Their parents don’t know. Even when she is forced to go to court to plead her case as a minor. With the help of clinic employees, she is granted permission by a judge.

She enters the clinic for her procedure and is greeted by a chorus of protesters who very much resembled her just weeks prior. Everything she had known to be true about abortion is soon proven to be false.

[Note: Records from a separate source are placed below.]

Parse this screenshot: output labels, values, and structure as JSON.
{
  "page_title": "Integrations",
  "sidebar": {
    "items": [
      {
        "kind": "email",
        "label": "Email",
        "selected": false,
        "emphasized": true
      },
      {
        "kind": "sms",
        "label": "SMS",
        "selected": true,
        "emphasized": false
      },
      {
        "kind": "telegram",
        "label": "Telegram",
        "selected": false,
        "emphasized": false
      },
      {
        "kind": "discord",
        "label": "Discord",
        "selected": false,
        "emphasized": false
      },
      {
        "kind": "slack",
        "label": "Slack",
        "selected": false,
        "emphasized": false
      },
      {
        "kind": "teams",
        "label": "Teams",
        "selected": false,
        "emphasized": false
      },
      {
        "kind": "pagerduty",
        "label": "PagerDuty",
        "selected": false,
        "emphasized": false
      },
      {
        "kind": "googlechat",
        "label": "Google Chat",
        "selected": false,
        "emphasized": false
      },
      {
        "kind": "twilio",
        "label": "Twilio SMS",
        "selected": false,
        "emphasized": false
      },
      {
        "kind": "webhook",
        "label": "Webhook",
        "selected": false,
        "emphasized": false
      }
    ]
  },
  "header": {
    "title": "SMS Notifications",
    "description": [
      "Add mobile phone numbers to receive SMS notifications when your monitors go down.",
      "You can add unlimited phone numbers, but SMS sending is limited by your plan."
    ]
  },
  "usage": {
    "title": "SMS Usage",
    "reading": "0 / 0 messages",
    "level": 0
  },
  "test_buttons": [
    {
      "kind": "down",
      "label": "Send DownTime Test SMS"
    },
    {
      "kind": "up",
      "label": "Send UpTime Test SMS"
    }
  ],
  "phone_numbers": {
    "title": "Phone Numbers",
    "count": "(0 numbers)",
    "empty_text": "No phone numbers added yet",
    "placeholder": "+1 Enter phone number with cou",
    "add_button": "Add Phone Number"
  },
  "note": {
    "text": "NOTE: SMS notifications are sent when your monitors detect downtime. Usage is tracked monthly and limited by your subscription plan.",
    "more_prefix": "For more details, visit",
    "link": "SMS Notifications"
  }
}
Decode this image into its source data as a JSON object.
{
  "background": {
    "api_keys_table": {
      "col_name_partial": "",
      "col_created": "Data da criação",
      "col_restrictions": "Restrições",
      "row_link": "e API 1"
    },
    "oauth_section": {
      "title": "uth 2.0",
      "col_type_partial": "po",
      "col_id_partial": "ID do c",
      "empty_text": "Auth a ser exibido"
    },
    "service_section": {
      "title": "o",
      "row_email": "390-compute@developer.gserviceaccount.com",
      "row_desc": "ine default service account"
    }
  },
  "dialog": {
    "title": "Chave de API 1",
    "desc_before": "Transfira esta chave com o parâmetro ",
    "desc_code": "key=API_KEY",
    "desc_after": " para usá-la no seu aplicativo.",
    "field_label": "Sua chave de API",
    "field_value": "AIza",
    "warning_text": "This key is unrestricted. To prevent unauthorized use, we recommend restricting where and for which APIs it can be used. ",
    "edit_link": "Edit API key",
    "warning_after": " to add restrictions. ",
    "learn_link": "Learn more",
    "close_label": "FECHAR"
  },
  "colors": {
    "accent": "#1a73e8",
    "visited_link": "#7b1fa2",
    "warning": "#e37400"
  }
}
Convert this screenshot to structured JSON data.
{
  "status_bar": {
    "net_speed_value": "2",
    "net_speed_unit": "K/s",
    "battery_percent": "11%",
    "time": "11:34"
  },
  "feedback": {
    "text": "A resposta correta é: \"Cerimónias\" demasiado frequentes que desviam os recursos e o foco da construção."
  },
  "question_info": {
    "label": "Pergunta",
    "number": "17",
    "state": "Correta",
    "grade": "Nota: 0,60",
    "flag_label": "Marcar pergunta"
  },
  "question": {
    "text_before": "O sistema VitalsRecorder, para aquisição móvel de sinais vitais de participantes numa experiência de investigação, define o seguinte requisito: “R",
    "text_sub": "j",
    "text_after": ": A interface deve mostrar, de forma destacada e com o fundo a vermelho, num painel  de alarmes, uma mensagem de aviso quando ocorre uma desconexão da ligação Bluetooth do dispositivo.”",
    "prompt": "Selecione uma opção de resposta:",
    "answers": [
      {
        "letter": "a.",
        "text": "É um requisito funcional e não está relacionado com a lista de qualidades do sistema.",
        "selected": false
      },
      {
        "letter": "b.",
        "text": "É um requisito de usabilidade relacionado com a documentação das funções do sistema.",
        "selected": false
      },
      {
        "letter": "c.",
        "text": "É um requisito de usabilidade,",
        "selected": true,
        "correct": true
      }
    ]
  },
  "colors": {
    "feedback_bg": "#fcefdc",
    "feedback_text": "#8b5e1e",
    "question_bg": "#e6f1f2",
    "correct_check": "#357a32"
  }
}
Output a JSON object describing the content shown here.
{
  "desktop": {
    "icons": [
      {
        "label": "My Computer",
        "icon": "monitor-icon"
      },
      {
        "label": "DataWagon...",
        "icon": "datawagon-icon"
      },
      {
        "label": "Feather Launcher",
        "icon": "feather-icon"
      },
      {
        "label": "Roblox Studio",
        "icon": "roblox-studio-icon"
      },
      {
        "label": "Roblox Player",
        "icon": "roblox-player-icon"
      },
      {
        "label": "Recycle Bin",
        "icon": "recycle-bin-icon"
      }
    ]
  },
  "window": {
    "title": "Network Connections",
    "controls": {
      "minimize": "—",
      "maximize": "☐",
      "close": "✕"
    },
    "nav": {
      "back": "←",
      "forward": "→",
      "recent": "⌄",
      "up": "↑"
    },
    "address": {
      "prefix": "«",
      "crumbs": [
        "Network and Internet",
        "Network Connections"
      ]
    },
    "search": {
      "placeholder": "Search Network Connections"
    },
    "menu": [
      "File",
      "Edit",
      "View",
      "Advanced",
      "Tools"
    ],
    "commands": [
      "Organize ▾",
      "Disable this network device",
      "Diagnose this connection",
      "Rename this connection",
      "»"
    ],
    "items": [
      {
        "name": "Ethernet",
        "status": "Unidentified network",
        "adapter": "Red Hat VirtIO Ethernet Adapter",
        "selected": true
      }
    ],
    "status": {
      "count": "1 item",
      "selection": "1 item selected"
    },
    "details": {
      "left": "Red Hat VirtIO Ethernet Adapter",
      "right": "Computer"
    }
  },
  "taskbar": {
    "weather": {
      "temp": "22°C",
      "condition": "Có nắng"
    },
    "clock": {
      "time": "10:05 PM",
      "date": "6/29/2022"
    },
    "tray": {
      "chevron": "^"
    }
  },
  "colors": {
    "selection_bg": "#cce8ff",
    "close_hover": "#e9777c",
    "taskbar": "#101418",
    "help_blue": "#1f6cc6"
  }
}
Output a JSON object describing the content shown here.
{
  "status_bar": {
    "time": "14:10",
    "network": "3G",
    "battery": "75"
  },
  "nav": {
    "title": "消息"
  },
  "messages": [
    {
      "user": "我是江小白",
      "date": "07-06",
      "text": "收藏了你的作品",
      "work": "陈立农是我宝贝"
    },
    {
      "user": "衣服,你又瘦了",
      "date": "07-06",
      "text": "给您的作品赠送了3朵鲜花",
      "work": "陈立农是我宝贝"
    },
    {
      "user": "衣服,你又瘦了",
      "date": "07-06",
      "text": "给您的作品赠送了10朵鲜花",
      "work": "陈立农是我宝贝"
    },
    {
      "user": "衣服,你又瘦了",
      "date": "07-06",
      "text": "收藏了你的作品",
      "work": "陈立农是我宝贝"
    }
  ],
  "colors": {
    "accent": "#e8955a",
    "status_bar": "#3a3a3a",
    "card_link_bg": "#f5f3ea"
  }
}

The women from the clinic are kind and free of judgment. They allow her to pay for her procedure in installments and she becomes a volunteer.

She is graduating from high school and for her senior project, conducts a presentation on her work with the center before a panel of school faculty.

They threaten to fail her, and the clinic protests on her behalf. Instead, she receives the first C of her academic career.

In 2001, she is the youngest woman ever to be hired at the clinic. She works there until they close.

Years later, she finally tells her own mother about her abortion. She weeps for an opportunity to be there for her daughter long lost.

“But I had the clinic, Mom. I was never alone.”

Today she has a seven year old daughter of her own, and not one regret.

When the time is right, she will tell her about that first time at the clinic and every memory with her makeshift family thereafter.

She says she can’t wait.

***

Weeks later, I am on the phone again. This time with a woman in Chicago.

She is 45 and has had four abortions.

At the time of her first, she is 21 and her pregnancy is caused by, in her words, “human error.”

She is a chef with dreams of foreign cities, and professional growth and a life that allows for her to be utterly selfish. She is not in love. She never wants children.

On the day of her procedure, a friend asks to accompany her. She allows it, but assures her she will not need her support.

She enters the Center for Choice. She is frightened. Not of the procedure but of the grief she has been repeatedly promised will ensue immediately afterward. It never does.

That night she goes to work as if it were any other shift.

The following week she has dinner with her mother and mentions her procedure. Her mother is not shocked nor overly emotional. Instead, she chooses to speak of her own abortion for the first time. She is as candid as her daughter.

Months pass and the pair have dinner with her mother’s mother. The youngest of the trio again mentions her procedure. Her grandmother does not contribute to the conversation until she is being driven home. She admits to her abortion several decades earlier. It was still illegal then.

“The secrets we keep,” she tells me before hanging up.

She is now a chef in Chicago, but before she moved from Toledo, she too became a volunteer at the clinic.

Her time there was the “wake-up call,” she never knew she needed. It was there she learned about feminism and diversity and the varying socioeconomic struggles that you simply cannot understand until you speak to people grappling with them.

She tells me where she believes the modern pro-choice movement has gone wrong; how they could do more to depict the reverence for the lives lost and the often internalized dithering before that decision can be made.

She is disillusioned by the center’s closing. She is frustrated that something as trivial as a transfer agreement was enough to put an end to something that meant so much to so many. And she is angry that the building was demolished before it could have been used as a facility to help women in a different way.

Again, I ask if she ever wonders what her life might be like had she carried her children to term.

“Sure, it might have been wonderful. But more than likely, it would’ve been crippling poverty.”

***

Today, it’s early September and I am speaking on the phone with my third subject. I minimize a news story on my desktop about a group of individuals who are championing a constitutional amendment that would classify abortion as aggravated murder in Ohio.

In regards to Hope Park Memorial for the Unborn, she tells me her and a few others from the center will create their own ritual of visiting in celebration of the women that were helped, who found strength and were united there. My female family member might even attend.

“They can spin it in whatever Christian direction they want, but that ground is sacred for sacrifice, for loss and for love. Both groups are honoring lives. Just from a different perspective.”